Кипевшим от возмущения людям было досадно, что староста не пытался сопротивляться — можно было бы поддать ему покрепче. Они искали жертву, чтобы сорвать на ней накопившуюся злобу, и принялись обвинять друг друга.
— Только я, я один был против этой гадины, когда он нашего раввина не засчитал в миньян. А вы все как воды в рот набрали.
— Вовсе нет. Не только вы, мы тоже! А вы-то верили ему, этому мерзавцу, будто у нашего раввина, такого праведника, было что-то с агуной. Я, я один не верил.
— Пока до денег не дошло. Когда раввин стал одалживать деньги, вы все отвернулись. А когда ребе уже просто стал просить милостыню, вы оглохли на оба уха.
Все ссорились и горячились, пока не заметили младшего шамеса Зареченской синагоги.
— Он виноват!
Калман все это время жил, погрузившись в свое горе, прячась в заросшей паутиной задней комнате, среди пыльных книг. Только теперь, когда прихожане напали на старосту, он из их криков узнал о случившемся, да так и застыл с выпученными глазами, с раскрытым ртом, онемевший, бледный, покрытый потом. Все разом накинулись на него:
— Вы еще хуже Цалье, в тысячу раз хуже. Ради вас наш раввин поставил жизнь на карту, только бы вы смогли жениться. А вы бросили свою жену и сделались младшим шамесом у этого Амана-злодея, который выгнал нашего раввина из синагоги.

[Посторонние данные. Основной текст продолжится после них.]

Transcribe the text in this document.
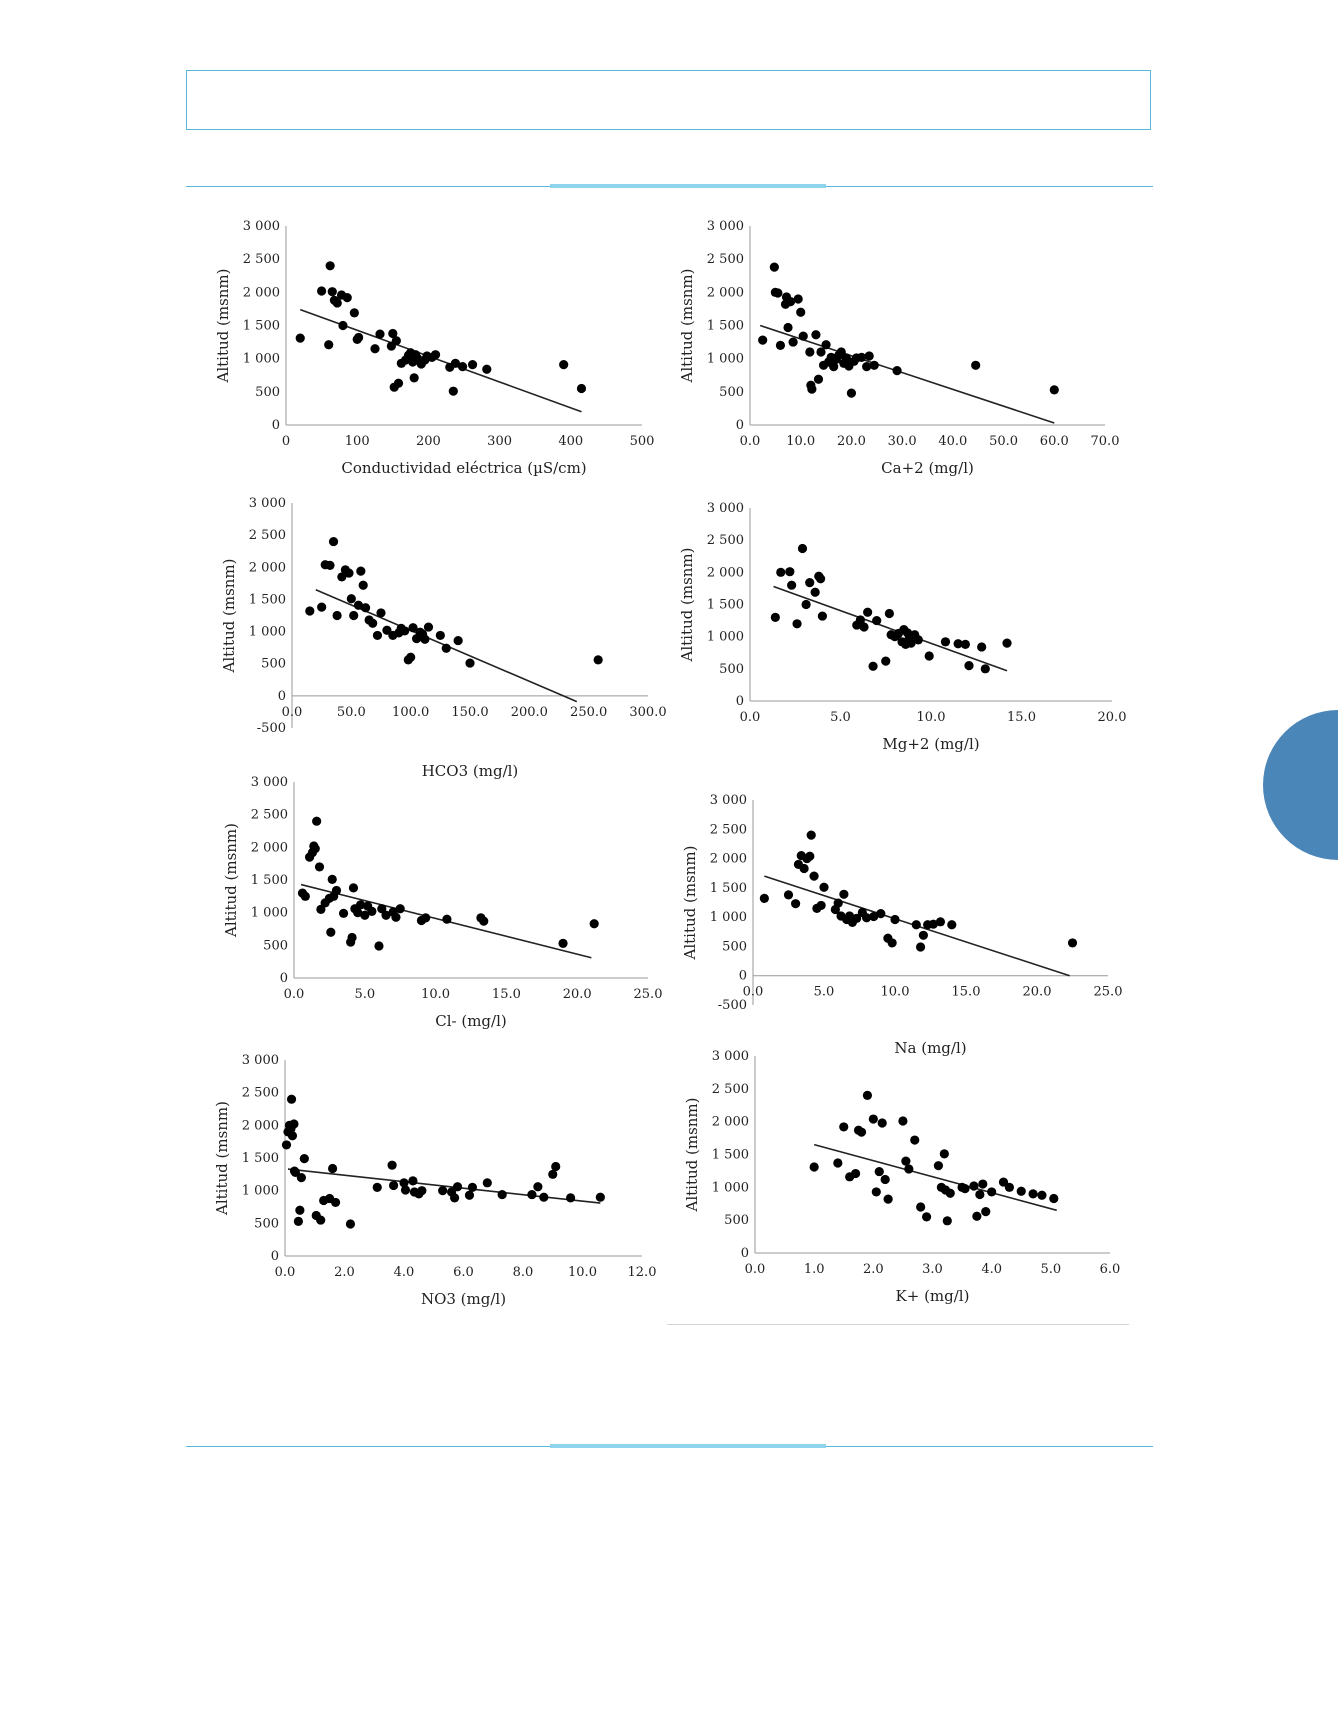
0
500
1 000
1 500
2 000
2 500
3 000
0	100	200	300	400	500
Conductividad eléctrica (µS/cm)
Altitud (msnm)
0
500
1 000
1 500
2 000
2 500
3 000
0.0 10.0 20.0 30.0 40.0 50.0 60.0 70.0
Ca+2 (mg/l)
Altitud (msnm)
-500
0
500
1 000
1 500
2 000
2 500
3 000
0.0	50.0 100.0 150.0 200.0 250.0 300.0
HCO3 (mg/l)
Altitud (msnm)
0
500
1 000
1 500
2 000
2 500
3 000
0.0	5.0	10.0	15.0	20.0
Mg+2 (mg/l)
Altitud (msnm)
0
500
1 000
1 500
2 000
2 500
3 000
0.0	5.0	10.0	15.0	20.0	25.0
Cl- (mg/l)
Altitud (msnm)
-500
0
500
1 000
1 500
2 000
2 500
3 000
0.0	5.0	10.0	15.0	20.0	25.0
Na (mg/l)
Altitud (msnm)
0
500
1 000
1 500
2 000
2 500
3 000
0.0	2.0	4.0	6.0	8.0	10.0 12.0
NO3 (mg/l)
Altitud (msnm)
0
500
1 000
1 500
2 000
2 500
3 000
0.0	1.0	2.0	3.0	4.0	5.0	6.0
K+ (mg/l)
Altitud (msnm)
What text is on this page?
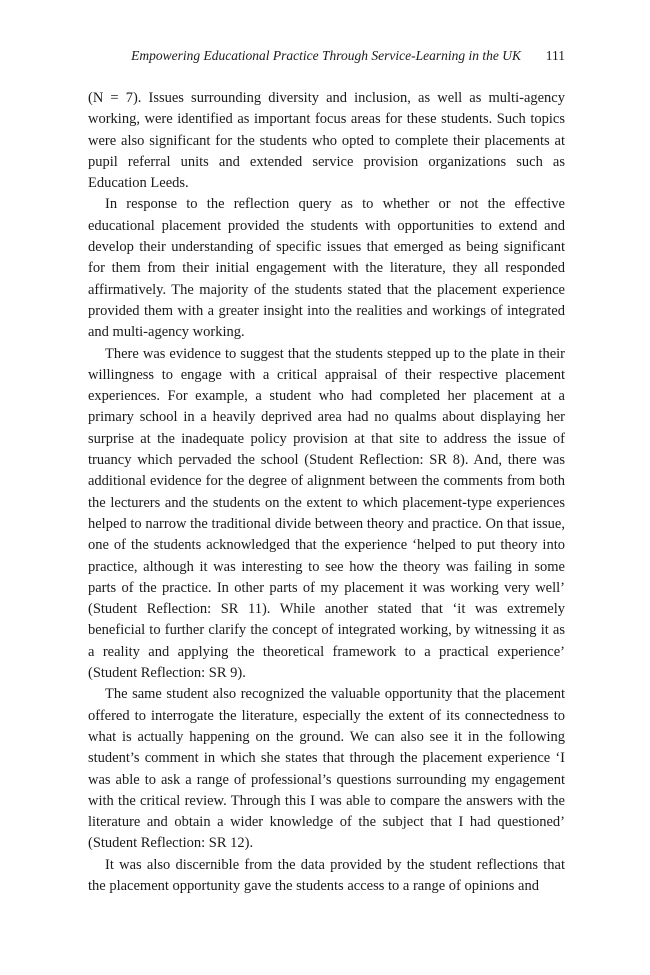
Empowering Educational Practice Through Service-Learning in the UK 111

(N = 7). Issues surrounding diversity and inclusion, as well as multi-agency working, were identified as important focus areas for these students. Such topics were also significant for the students who opted to complete their placements at pupil referral units and extended service provision organizations such as Education Leeds.

In response to the reflection query as to whether or not the effective educational placement provided the students with opportunities to extend and develop their understanding of specific issues that emerged as being significant for them from their initial engagement with the literature, they all responded affirmatively. The majority of the students stated that the placement experience provided them with a greater insight into the realities and workings of integrated and multi-agency working.

There was evidence to suggest that the students stepped up to the plate in their willingness to engage with a critical appraisal of their respective placement experiences. For example, a student who had completed her placement at a primary school in a heavily deprived area had no qualms about displaying her surprise at the inadequate policy provision at that site to address the issue of truancy which pervaded the school (Student Reflection: SR 8). And, there was additional evidence for the degree of alignment between the comments from both the lecturers and the students on the extent to which placement-type experiences helped to narrow the traditional divide between theory and practice. On that issue, one of the students acknowledged that the experience ‘helped to put theory into practice, although it was interesting to see how the theory was failing in some parts of the practice. In other parts of my placement it was working very well’ (Student Reflection: SR 11). While another stated that ‘it was extremely beneficial to further clarify the concept of integrated working, by witnessing it as a reality and applying the theoretical framework to a practical experience’ (Student Reflection: SR 9).

The same student also recognized the valuable opportunity that the placement offered to interrogate the literature, especially the extent of its connectedness to what is actually happening on the ground. We can also see it in the following student’s comment in which she states that through the placement experience ‘I was able to ask a range of professional’s questions surrounding my engagement with the critical review. Through this I was able to compare the answers with the literature and obtain a wider knowledge of the subject that I had questioned’ (Student Reflection: SR 12).

It was also discernible from the data provided by the student reflections that the placement opportunity gave the students access to a range of opinions and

— Утопить вас в плевках, вот чего вы достойны! — плюнул один, и остальные стали плевать, крича, что только побитая собака может так лизать руку бьющего, как младший шамес пресмыкался перед старостой, пинавшим его ногами.
Бима, арон-кодеш, светильники — все закачалось перед глазами Калмана. Он выбежал во двор и застыл, уверенный в том, что раскачавшаяся синагога вот-вот рухнет, — и не мог сдвинуться с места.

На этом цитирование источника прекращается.